Advocacy group Americans for Safe Access (ASA) issued a letter Nov. 17 urging that Los Angeles' prestigious Cedars-Sinai Medical Center promptly re-list 63-year-old patient Norman B. Smith for a liver transplant. Smith was diagnosed with inoperable liver cancer in 2009 and became eligible for a transplant at Cedars-Sinai the following year. Smith's oncologist at Cedars-Sinai, Dr. Steven Miles, approved of his cannabis use to deal with the effects of chemotherapy and pain from an unrelated back surgery.
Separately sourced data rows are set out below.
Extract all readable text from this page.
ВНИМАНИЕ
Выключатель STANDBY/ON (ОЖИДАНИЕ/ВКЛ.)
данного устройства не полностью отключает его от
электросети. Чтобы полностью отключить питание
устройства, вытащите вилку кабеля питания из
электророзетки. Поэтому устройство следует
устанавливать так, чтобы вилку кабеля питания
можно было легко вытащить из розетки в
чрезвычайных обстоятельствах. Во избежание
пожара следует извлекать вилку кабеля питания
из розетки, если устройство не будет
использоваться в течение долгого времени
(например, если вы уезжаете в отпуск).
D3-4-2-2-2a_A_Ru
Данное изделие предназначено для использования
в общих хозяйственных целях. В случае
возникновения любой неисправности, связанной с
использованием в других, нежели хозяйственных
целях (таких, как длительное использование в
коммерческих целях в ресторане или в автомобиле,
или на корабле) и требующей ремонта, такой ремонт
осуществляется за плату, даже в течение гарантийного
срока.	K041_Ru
But in February he was removed from the transplant list after testing positive for cannabis use.
"Cedars, like other transplant centers across the country, will de-list patients who test positive for marijuana even if it's being legally used under state law," says ASA's Kris Hermes. "There are often stringent requirements for being re-listed like those at Cedars—six months or more of testing negative for marijuana and weekly substance abuse counseling."
"Denying necessary transplants to medical marijuana patients is the worst kind of discrimination," said ASA shief counsel Joe Elford, who also authored the letter to Cedars-Sinai. "Cedars-Sinai would not be breaking any laws, federal or otherwise, by granting Norman Smith a liver transplant, and it's certainly the ethical thing to do."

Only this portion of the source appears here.